We go into one of the bedrooms where the wives of the brother of the bride help us get dressed. Needless to say by looking at the picture, I did not get to choose the pattern of my gomesi. As one friend has aptly put it, it looks like a Technicolor mumu. Essentially the gomesis goes on like a shirt and does up with 2 buttons on the top. The the excess material is folded (much like a sari) and held against you body while the belt is tied. The belt has cardboard in it to keep it looking stiff. My dream-coat is made of 5 meters of polyester. It was about 30 degrees that day.
After getting dressed we waiting another E! show (maybe Keeping up with the Kardashians?) before deciding instead to stand outside so the village children could laugh at us. On the other hand, every Ugandan I met said that I looked "very smart" which is the best compliment you get here. So around 3pm, after all the dowry (more about that later) had been loaded up into 3 pickups, the caravan gets a move on. Only to hit a major Kampala "jam". Our driver knows best (as always) and takes us screeching down the side roads, swerving around potholes in order to avoid most of the traffic. Surprisingly, he actually did know best and we have to sit on the side of the road for 20 minutes while everyone (who's driver's also knew best) catches up. Finally just after 4pm, we all roll into the village of the bride. THREE hours late. No big deal. Obviously S
had not seen Sex and the City 1.
We all walk in together and get seated under an orange tent. The bride's party is sitting under an identical tent opposite us with the other guests on the side. Both parties have a spokesmen who, for the next 2 hours lead up through the traditional Introduction ceremony which pretty much entails the groom's side trying to get the bride's side to admit they know him and know why he is there. The bring out 2 sets of aunties and some kids, the first of whom deny they know the groom. When they admit they know the groom, the bride then get to come out, then her sisters, her brothers and more aunties. It was all in Luganda so I don't know the full extent but every once in a while our spokesperson would explain what was happening to "S's Australian family". That's me.

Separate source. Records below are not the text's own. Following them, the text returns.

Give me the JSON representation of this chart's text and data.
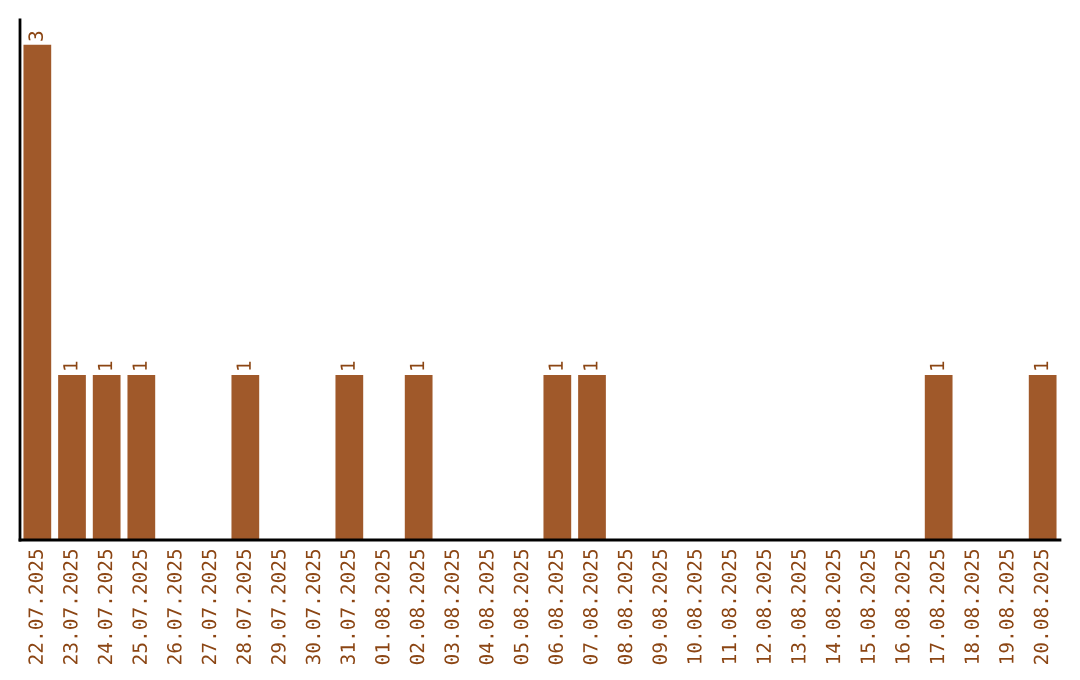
{
  "chart_data": {
    "type": "bar",
    "categories": [
      "22.07.2025",
      "23.07.2025",
      "24.07.2025",
      "25.07.2025",
      "26.07.2025",
      "27.07.2025",
      "28.07.2025",
      "29.07.2025",
      "30.07.2025",
      "31.07.2025",
      "01.08.2025",
      "02.08.2025",
      "03.08.2025",
      "04.08.2025",
      "05.08.2025",
      "06.08.2025",
      "07.08.2025",
      "08.08.2025",
      "09.08.2025",
      "10.08.2025",
      "11.08.2025",
      "12.08.2025",
      "13.08.2025",
      "14.08.2025",
      "15.08.2025",
      "16.08.2025",
      "17.08.2025",
      "18.08.2025",
      "19.08.2025",
      "20.08.2025"
    ],
    "values": [
      3,
      1,
      1,
      1,
      null,
      null,
      1,
      null,
      null,
      1,
      null,
      1,
      null,
      null,
      null,
      1,
      1,
      null,
      null,
      null,
      null,
      null,
      null,
      null,
      null,
      null,
      1,
      null,
      null,
      1
    ],
    "value_labels": [
      "3",
      "1",
      "1",
      "1",
      null,
      null,
      "1",
      null,
      null,
      "1",
      null,
      "1",
      null,
      null,
      null,
      "1",
      "1",
      null,
      null,
      null,
      null,
      null,
      null,
      null,
      null,
      null,
      "1",
      null,
      null,
      "1"
    ],
    "color": "#a0592a",
    "grid": false
  }
}
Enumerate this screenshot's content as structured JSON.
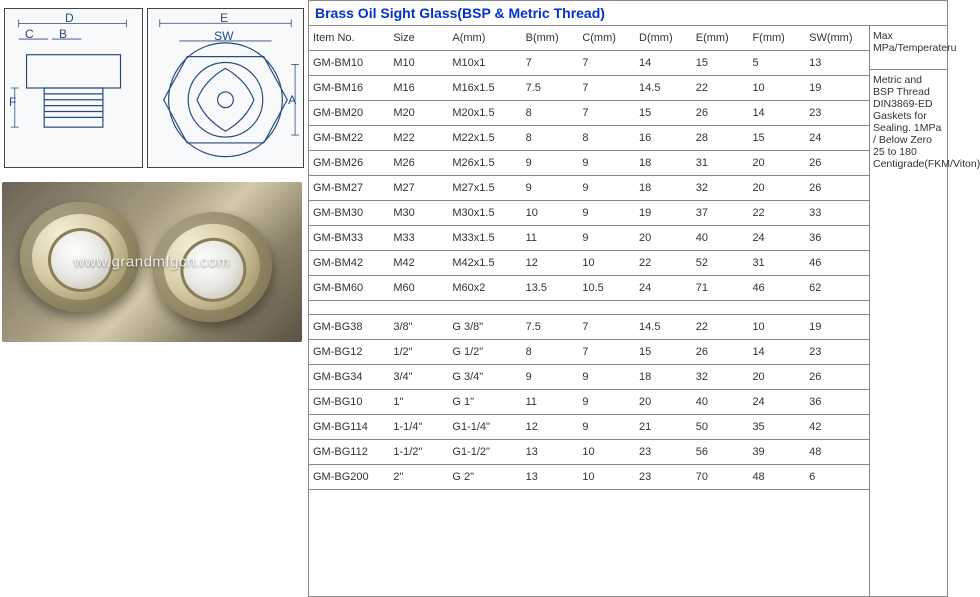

At about hour 3 the entire groom's party had to leave the compound to bring in the dowry. I think technically it is actually a bride price because the man pays it to the woman's family. This included: 6 chickens, 2 goats, 1 cow, crates of
beer and soda, a full living room set (a table, rocking chair, 2 couches), sacks of flour and sugar, a picture of the King of Buganda as well as proof of donation to the Kingdom, 30 or so baskets filled with rice I think that we carried in on our heads and of course, cash. S said he actually got off quite easy. Sometimes families ask for as much as 20 cows (which equals thousands of dollars).
The whole ceremony took about 4 hours culminating in a rap artist coming out and preforming and then some of the best Ugandan food I have had to date. The best part was definitely the clothes -
gomesis are colourful and interesting if nothing else. The men were all dressed traditionally as well in kanzus which comprise of a suit with a full length shirt underneath. Apparently if you are not dressed properly, you look messy, you speak out of turn, you don't show proper respect to the elders etc etc the bride's family gets to fine you. Thankfully I got out fine free.
All in all it was a very interesting, if not long, day. I am now a proud owner of a
gomesis which I will have to find another opportunity to wear. Clubbing anyone?